Tulsa Cruise Past Kansas City in Home Opener

TU Men’s Soccer Wins 4-1

After a mixed bag of performances in Wisconsin last week, the 16th-ranked Golden Hurricane men returned to the fortress and proved themselves thoroughly superior to the University of Missouri-Kansas City (UMKC) in their first competitive home match of the season. While the 4-1 score line ultimately flattered Kansas City, the visitors made things difficult in the opening 20 minutes. Tulsa goalkeeper Alex Lopez was allowed plenty of time on the ball, but the well-organized defensive shape of Kansas City was effective in stifling Tulsa’s attempts to build out from the back. Lopez and Fazio often resorted to long balls out to the fullbacks as creative space in the center of midfield was hard to come by. The bright spot of the game’s rugged, uneventful opening period was the performance of Dutch freshman center back Wes Bottenburg. He was efficient on the ball and calmly dealt with the speed and skill of Kansas City’s talented forward down the left end. Bottenburg appears to have filled the void left in the back line by Till Zinnhardt’s transfer to North Carolina.

The breakthrough came from a well-worked corner which caught the defense slacking. Set piece specialist Tom Protzek was alert to the run of junior transfer Sergio Baena. This led to Baena arriving unmarked from the edge of the box and playing a first-time ball to Malik Henry-Scott who tapped it in opening the scoring for the night, and his account for the 2022 season. Though not scored from open play, the goal sprang the game into life as Tulsa began to string positive passes together through the midfield and construct attacks with real menace. The midfield trio of Alvaro Torrijos, Sach and Baena found more pockets of space and took control of the game. The front three began to link up effectively with each other as one dropped in to hold the ball up and the other two made runs past him.

While the chances from open play were now flowing, it was another perfectly executed corner that doubled the hosts’ lead in the 34th minute. A deep cross found the head of Alex Meinhard who directed the ball back across the face of the goal where it fell on a platter for senior forward Thomas Wells to finish off. With the Roos’ defense on the ropes, the Golden Hurricane struck again just five minutes later. The move started with Luke Jeffus winning the ball back at his own endline and picking out Wells, who carried it from the halfway line to the edge of the box where he teed up Takayoshi Wyatt, whose first touch was perfectly weighted and finish coolly slotted past the keeper to make it three. This sent Kansas City into the break without a shred of momentum and a mountain to climb.

If there was any hope among the most loyal Kansas City fans that a miracle in Tulsa might be in store for the second half, it was swiftly put to bed thanks to a sequence of howlers from the Roos’ goalkeeper, Cooper Clarke. With a free kick in their own half, the trailing side played it back to Clarke who passed it straight to the feet of Henry Sach. The senior midfielder slid it through to Henry-Scott, who was lucky to net a second as the panicked keeper failed to keep the shot out despite getting a hand to it.

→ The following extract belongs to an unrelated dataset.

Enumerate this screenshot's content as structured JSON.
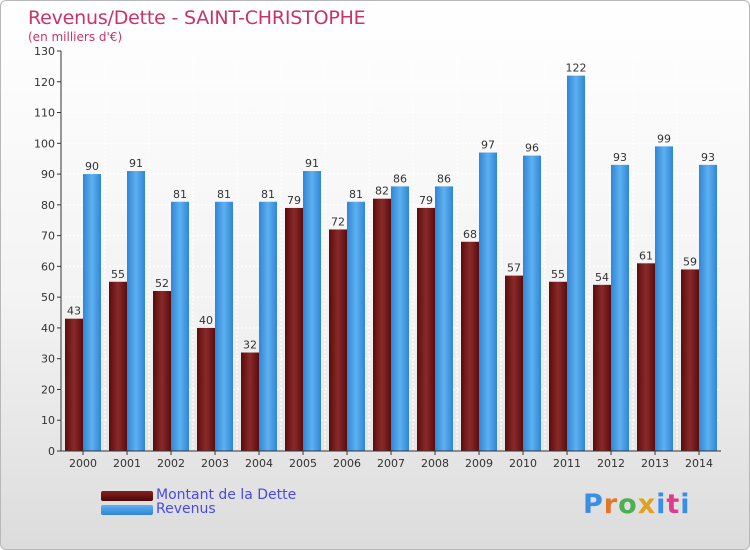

The Roos pulled a goal back at the hour mark, but it was only conciliatory as it was very much against the run of play and the game had long been buried. Kansas City continued to bleed out chances to the Golden Hurricane as time wore on and were fortunate not to concede seven or eight by the end.

Though not on the scoresheet, the standout performer of the evening was Sergio Baena. Between his pinpoint passing, graceful movement with the ball and relentless work rate, the Spaniard was simply operating at a different frequency from everyone else on the field.

It wasn’t a flawless 90 minutes, but the Tulsa men were more than deserving of the win upon their return to competitive football at home. Next up is a Labor Day clash with cross-town rivals Oral Roberts University.